I live in San Francisco, and I don’t have cable. For all you non-San Franciscans, that means I pick up a whopping total of five channels, audio AND video. And that’s on a good day.
But this isn’t about TV. Well, not directly.
I add myself to the 1.3 million nightly viewers of The Daily Show, though I’m entirely at the mercy of the clips the show makes available on their Web site.
Last week, Jon Stewart had a guest on his show who really struck a chord with me. His name is Bernard Goldberg, and he’s the author of 100 People Who Are Screwing Up America (And Al Franken Is #37), a book that takes a detailed look at what’s ruining our republic.
Early in the interview, Stewart says of the book, “First of all, thank you. To have a handy guide to America’s 100 enemies …” Who knows, maybe the sarcasm is lost on Goldberg, who replies, “Yeah.”
Stewart goes on, cheapening Goldberg’s thesis by saying, “It’s like one of those bar games … where you sit around going, ‘You know who I hate?’”
Goldberg’s defense, “No, that wasn’t … that wasn’t it. There’s a serious part to the book, and I hope, I hope people find part of it funny” is beyond pathetic.
“A lot of people out there, and I bet a lot of people in this audience, have noticed that we have gotten angrier in the culture, we’ve gotten nastier, we’ve gotten more vulgar.”
A minute later, Goldberg further elucidates his argument. “I don’t think that liberals anymore than conservatives want to sit around during the family hour with their kids and watch a show that has one cheesy sex joke after another. I mean, I’m not the Church Lady … I don’t care what people say.” Then, to stave off Stewart’s obvious opening, he says “Don’t do it, c’mon.” Goldberg’s discomfort is now apparent. He goes on, “… the people who seem to care most about the environment somehow seem not to think that the cultural environment is all that important.”

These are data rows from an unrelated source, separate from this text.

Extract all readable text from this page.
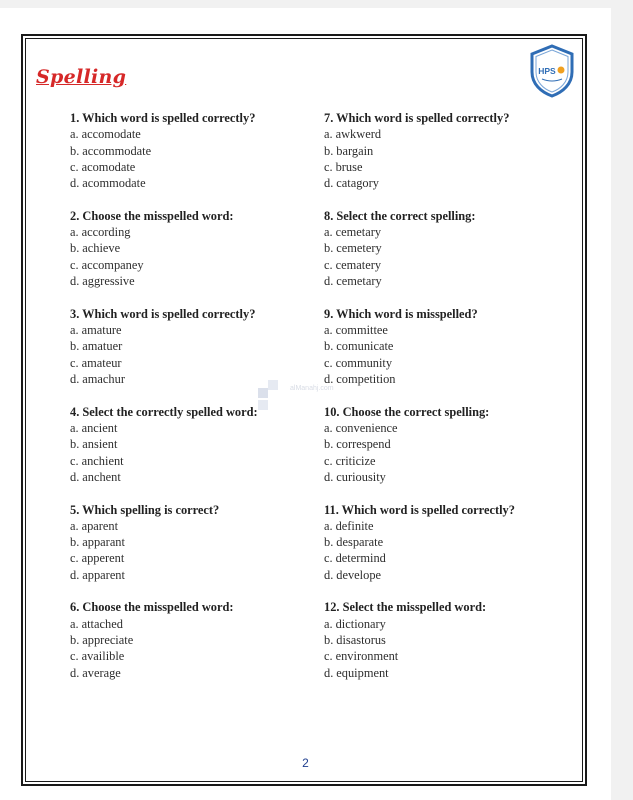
Spelling	HPS
alManahj.com
1. Which word is spelled correctly?
a. accomodate
b. accommodate
c. acomodate
d. acommodate
2. Choose the misspelled word:
a. according
b. achieve
c. accompaney
d. aggressive
3. Which word is spelled correctly?
a. amature
b. amatuer
c. amateur
d. amachur
4. Select the correctly spelled word:
a. ancient
b. ansient
c. anchient
d. anchent
5. Which spelling is correct?
a. aparent
b. apparant
c. apperent
d. apparent
6. Choose the misspelled word:
a. attached
b. appreciate
c. availible
d. average
7. Which word is spelled correctly?
a. awkwerd
b. bargain
c. bruse
d. catagory
8. Select the correct spelling:
a. cemetary
b. cemetery
c. cematery
d. cemetary
9. Which word is misspelled?
a. committee
b. comunicate
c. community
d. competition
10. Choose the correct spelling:
a. convenience
b. correspend
c. criticize
d. curiousity
11. Which word is spelled correctly?
a. definite
b. desparate
c. determind
d. develope
12. Select the misspelled word:
a. dictionary
b. disastorus
c. environment
d. equipment
2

You know what, Bernard? You’re right. I for one could care less, and it’s not a matter of “Change the channel” if you don’t like it. Not for me.

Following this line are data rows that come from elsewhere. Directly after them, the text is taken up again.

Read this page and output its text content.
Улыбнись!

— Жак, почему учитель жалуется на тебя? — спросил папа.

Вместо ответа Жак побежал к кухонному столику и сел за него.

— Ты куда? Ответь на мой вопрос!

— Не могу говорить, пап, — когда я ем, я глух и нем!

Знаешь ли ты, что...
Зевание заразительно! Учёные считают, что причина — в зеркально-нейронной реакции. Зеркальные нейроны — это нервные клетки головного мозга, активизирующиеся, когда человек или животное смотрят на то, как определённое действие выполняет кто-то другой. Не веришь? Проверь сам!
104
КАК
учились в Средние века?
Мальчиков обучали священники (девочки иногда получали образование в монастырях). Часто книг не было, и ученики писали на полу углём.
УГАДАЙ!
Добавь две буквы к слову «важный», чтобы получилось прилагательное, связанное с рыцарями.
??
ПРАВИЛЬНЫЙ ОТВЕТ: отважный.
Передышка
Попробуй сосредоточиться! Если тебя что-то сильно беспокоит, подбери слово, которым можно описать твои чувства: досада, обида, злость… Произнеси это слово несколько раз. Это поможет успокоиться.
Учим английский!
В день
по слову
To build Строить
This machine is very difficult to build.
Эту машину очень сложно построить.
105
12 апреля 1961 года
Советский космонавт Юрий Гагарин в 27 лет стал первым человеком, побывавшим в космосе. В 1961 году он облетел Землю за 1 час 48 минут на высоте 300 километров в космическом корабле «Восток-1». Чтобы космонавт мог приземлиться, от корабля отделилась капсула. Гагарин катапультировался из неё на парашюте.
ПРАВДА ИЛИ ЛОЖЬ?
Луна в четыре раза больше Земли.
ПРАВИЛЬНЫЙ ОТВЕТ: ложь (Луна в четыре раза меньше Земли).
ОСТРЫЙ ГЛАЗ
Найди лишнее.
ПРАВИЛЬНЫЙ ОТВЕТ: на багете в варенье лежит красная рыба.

Stewart makes a point I strongly agree with. “This always seems like a red herring argument to me. People always say this, ‘The culture is getting more crass.’”
Stewart didn’t mention Lenny Bruce, Richard Pryor, and George Carlin, to name just a few recent examples of people who’ve been accused of “screwing up the country,” an interesting choice of words in and of itself.
As Stewart says, “The culture war seems fake … most everyone in your book is powerless … but there is a larger issue of people in power creating problems, not Barbra Streisand on her blog. So much focus is on culture, and so little is on government and the real seats of power … in Washington, transparency is the real issue. And I wish smart guys like you spend more time, not worrying about Barbra Streisand, but worrying about, you know, Richard Perle, Karl Rove, or whoever the Democrats would’ve had in that position during the Clinton years.“
Modern America is too complex, too connected (yet somehow also isolated), too full of contradictions to spend time worrying about wardrobe malfunctions, “curse” words, and purple dinosaurs. And, c’mon, every generation pushes the boundaries of the last.
There’s a war going on, remember? A couple of wars, really. There’s a grand jury investigation of the current administration going on. We’ve still got record budget deficits, trade deficits, and no agreement for how to fix Social Security. I can handle a couple of epithets by some nitwits in suburbia with a show on public access cable. I’m more concerned with who’s really running the show.